I rather like the effect of the diverging verticals in this image, though its something I try to use sparingly. But it seems in this image to lead the eye down to the subject in the centre of this ultra-wide image, Cleaners from the United Voices of the World union protesting for a living wage and for fairness in the way they are treated by their managers on the 10th day of their strike.

As a documentary photographer and a journalist I hold dearly to the principles of recording events accurately; our work has to retain its integrity to be of any worth. That does sometimes require keeping a certain distance, needing to be careful not to interfere in the events I’m photographing. But although that means I won’t hold the banner or blow the horn, it doesn’t mean that I don’t have a point of view, and any set of photographs is to a certain degree subjective.

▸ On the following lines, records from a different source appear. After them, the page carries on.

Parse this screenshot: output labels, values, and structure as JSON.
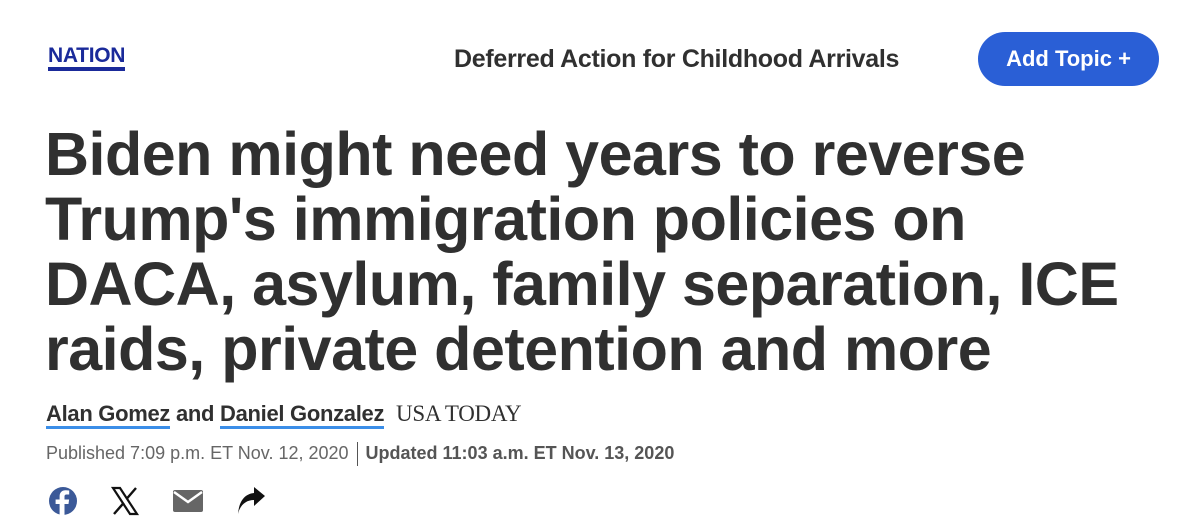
{
  "header": {
    "section": "NATION",
    "topic": "Deferred Action for Childhood Arrivals",
    "add_topic_label": "Add Topic +"
  },
  "article": {
    "headline_lines": [
      "Biden might need years to reverse",
      "Trump's immigration policies on",
      "DACA, asylum, family separation, ICE",
      "raids, private detention and more"
    ],
    "authors": [
      "Alan Gomez",
      "Daniel Gonzalez"
    ],
    "author_joiner": "and",
    "publication": "USA TODAY",
    "published": "Published 7:09 p.m. ET Nov. 12, 2020",
    "updated": "Updated 11:03 a.m. ET Nov. 13, 2020"
  },
  "share": {
    "icons": [
      "facebook-icon",
      "x-icon",
      "email-icon",
      "share-icon"
    ]
  },
  "colors": {
    "section": "#1a2a9a",
    "button": "#2a5fd6",
    "author_underline": "#3b8ee8",
    "facebook": "#3b5998"
  }
}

I wouldn’t be here photographing this protest if I didn’t think that all workers have a right to proper treatment and a living wage, and that it was important. Our major media outlets don’t think strikes and protests like this are news and are unlikely to publish my pictures, but I disagree.

It is a dispute that involves issues which are vital about how we live together, issues of fairness and equality, and ones that are brought sharply into focus here, at the centre of one of the world’s great financial centres, the City of London, by the naked greed of some of the wealthiest people and companies in the world.

And the response of the employers to the cleaners claims for a decent wage and proper treatment? To take them to court and try and get an injunction against them striking, probably spending as much or more on that as it would have cost to come to a sensible settlement.

The court made things worse, although turning down the injunction against striking, by imposing conditions on picketing (a practice already well covered by law) but also by imposing legal costs on the cleaners’ union which were actually greater than the total assets of the union, a grass roots organisation totally funded by the subscriptions its low paid members.  It was a striking demonstration of how our legal system, despite its ideals, is a system for the rich and institutionally biased against the poor.

At the end of the protest outside the offices at 100 Wood St (at a distance carefully measured to meet the terms of the injunction) the cleaners and supporters marched off to protest outside the office of the building management company CBRE, the largest commercial real estate company in the world, who manage the building for the richest man in Europe, Amancio Ortega (and the companies whose offices it houses include Schroders and J P Morgan) though the dirty work of managing the cleaners badly and paying them poorly is outsourced to a small cleaning company.

It got rather crowded around the entrances to the CBRE offices, which is where the full-frame 16mm fisheye came in useful (corrected as usual with Fisheye-Hemi.) When I’m using it for landscape or architecture I usually take great care to keep the lens upright, where I work with it using the built in markers of the D810, when small triangles at centre right and centre bottom of the frame show you have the camera straight and level, but there isn’t the time or need to be so precise when photographing protests, and the D700 used for these pictures lacks this feature.